Damit ist es eigentlich noch gemeiner als das Design, abseits von Rennstrecken gegen Vertreter der gebückten Fraktion anzutreten, denn solange es nicht in Bereiche über 200 km/h geht, spielt der „Bar Star“ gnadenlos sein Drehmoment aus: 99 Nm bei gerade mal 7.750/min., vor allem eben schon in Drehzahlbereichen, wo etwa die Mutter des Motors, die Fireblade, noch um Drehzahl bettelt. Da stört es wenig, dass die Leistung „nur“ 125 PS beträgt.
In Sachen Handlichkeit steht die CB1000R sowieso über den Dingen. Man sitzt gefühlt direkt über dem Vorderrad und schlägt mit links Haken wie ein Karnickel auf der Flucht. Auf der Geraden wird sie dennoch nicht unruhig.

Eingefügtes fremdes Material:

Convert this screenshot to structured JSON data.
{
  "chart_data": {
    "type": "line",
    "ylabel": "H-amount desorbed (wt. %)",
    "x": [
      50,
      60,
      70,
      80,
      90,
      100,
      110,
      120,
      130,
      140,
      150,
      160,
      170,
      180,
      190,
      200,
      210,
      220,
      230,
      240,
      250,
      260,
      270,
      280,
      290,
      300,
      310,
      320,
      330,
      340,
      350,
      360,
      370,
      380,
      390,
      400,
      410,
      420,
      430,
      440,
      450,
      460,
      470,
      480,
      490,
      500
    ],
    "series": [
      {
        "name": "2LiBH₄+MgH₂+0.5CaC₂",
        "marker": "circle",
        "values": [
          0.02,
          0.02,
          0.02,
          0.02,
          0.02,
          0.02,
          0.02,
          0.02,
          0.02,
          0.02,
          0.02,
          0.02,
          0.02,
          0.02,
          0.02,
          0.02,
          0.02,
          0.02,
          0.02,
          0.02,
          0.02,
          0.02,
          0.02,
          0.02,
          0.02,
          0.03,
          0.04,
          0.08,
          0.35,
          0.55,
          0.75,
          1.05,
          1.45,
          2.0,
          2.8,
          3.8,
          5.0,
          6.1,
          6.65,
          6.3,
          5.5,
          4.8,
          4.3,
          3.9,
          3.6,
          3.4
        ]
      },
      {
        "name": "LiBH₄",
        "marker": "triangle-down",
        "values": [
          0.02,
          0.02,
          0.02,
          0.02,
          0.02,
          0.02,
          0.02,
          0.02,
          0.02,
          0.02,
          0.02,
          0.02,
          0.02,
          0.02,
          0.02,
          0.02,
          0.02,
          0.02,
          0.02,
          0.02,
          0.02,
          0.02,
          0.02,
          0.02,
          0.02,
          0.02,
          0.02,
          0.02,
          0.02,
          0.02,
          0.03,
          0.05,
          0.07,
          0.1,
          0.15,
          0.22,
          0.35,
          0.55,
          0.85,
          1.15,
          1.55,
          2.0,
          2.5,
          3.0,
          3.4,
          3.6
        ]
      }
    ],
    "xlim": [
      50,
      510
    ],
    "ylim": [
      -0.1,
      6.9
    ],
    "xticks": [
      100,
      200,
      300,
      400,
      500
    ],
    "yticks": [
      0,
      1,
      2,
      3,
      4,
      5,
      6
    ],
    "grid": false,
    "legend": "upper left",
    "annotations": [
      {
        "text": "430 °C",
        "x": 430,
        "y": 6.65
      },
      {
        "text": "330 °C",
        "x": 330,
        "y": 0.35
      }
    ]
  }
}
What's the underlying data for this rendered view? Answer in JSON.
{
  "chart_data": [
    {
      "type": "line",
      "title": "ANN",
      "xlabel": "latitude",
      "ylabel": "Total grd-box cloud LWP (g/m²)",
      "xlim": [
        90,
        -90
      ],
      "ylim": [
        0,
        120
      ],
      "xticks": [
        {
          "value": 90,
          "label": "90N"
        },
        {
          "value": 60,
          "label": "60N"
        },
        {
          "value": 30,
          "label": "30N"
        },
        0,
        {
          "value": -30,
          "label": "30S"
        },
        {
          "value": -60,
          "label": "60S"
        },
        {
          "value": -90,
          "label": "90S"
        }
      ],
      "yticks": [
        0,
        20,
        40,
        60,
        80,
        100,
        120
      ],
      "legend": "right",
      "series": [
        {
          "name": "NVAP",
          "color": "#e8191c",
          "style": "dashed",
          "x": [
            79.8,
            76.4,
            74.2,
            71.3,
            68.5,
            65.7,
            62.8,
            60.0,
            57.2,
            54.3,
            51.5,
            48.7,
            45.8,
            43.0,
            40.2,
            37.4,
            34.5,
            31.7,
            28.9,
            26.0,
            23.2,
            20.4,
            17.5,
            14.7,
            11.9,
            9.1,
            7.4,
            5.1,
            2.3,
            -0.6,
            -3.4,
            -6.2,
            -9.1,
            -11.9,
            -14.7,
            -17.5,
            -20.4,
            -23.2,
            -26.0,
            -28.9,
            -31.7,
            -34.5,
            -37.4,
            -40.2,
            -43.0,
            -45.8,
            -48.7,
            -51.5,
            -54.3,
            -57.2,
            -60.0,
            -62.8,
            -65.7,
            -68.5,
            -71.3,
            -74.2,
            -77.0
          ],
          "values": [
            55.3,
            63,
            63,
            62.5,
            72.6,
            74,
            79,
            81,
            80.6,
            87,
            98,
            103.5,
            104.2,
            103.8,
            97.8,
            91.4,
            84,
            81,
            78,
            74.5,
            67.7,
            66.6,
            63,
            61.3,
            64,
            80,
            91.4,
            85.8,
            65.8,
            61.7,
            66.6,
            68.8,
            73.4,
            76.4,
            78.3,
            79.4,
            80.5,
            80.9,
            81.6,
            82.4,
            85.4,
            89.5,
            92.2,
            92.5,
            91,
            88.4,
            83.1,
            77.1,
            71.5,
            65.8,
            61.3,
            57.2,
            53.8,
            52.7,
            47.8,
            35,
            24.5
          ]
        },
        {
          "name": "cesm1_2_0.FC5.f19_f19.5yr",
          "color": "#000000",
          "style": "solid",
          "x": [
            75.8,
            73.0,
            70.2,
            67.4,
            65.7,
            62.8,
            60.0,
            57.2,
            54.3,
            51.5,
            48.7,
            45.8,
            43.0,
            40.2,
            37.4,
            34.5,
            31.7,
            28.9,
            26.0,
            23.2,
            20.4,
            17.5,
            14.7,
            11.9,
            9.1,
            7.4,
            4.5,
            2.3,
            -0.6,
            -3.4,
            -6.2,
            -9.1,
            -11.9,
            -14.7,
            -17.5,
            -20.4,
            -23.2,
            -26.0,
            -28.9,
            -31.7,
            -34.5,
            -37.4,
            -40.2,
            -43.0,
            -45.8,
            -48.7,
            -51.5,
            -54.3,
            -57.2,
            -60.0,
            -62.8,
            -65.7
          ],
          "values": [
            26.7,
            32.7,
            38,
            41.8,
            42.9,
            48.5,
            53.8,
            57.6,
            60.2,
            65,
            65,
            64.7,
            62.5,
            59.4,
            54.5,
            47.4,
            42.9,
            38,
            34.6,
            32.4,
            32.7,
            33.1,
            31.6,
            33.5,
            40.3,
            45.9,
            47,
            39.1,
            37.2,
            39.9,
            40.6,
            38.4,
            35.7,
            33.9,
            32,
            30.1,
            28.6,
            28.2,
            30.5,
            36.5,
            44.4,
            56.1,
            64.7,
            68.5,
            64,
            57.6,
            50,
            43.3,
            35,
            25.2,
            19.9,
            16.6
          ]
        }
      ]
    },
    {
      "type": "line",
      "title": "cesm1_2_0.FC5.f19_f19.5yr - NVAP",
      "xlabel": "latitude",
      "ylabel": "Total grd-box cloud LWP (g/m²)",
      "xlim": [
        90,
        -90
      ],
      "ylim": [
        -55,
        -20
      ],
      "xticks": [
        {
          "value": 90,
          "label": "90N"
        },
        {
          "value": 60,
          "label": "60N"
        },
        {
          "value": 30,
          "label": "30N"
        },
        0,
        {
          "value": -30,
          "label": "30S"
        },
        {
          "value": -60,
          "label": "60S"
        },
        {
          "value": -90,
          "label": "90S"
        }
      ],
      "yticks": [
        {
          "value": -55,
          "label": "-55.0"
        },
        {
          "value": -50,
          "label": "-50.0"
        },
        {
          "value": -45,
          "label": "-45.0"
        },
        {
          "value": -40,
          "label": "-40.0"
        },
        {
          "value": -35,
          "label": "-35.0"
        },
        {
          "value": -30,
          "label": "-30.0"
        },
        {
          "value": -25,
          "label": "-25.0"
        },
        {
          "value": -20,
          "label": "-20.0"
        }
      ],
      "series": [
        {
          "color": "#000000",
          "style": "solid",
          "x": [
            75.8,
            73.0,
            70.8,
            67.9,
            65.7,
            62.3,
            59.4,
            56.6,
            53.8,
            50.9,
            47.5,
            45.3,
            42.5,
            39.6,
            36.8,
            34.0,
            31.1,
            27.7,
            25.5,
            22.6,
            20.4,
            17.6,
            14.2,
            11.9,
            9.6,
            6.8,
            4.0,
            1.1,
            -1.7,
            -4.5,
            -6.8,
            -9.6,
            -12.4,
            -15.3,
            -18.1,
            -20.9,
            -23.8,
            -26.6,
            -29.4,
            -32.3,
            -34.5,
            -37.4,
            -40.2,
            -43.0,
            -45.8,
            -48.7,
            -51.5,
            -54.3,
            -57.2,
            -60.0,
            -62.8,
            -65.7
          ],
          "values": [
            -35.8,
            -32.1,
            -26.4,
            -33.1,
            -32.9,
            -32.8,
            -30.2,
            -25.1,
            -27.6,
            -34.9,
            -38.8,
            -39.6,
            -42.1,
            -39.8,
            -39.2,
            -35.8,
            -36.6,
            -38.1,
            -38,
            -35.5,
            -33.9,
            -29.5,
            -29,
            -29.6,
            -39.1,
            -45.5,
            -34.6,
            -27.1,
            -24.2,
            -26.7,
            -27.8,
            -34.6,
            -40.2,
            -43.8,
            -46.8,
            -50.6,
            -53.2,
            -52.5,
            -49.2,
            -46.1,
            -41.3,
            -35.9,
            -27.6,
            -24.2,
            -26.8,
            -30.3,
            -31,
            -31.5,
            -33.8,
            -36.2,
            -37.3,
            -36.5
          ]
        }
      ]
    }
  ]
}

Schnelle Bikes brauchen starke Bremsen. Serienmäßig sind am Vorderrad wie bei den CBRs zwei Vierkolbenbremszangen radial montiert. Die leichten Bremszangen greifen auf 310 mm große gelochte Bremsscheiben. An der markanten Einarm-Schwinge wirkt eine kompakte Doppelkolbenbremszange auf eine 256-mm-Bremsscheibe. Die Combined ABS-Version (+750,--) verfügt am Vorderrad über Dreikolbenbremszangen.
Um 11.790,-- kein Schnäppchen, aber eine Spezialität.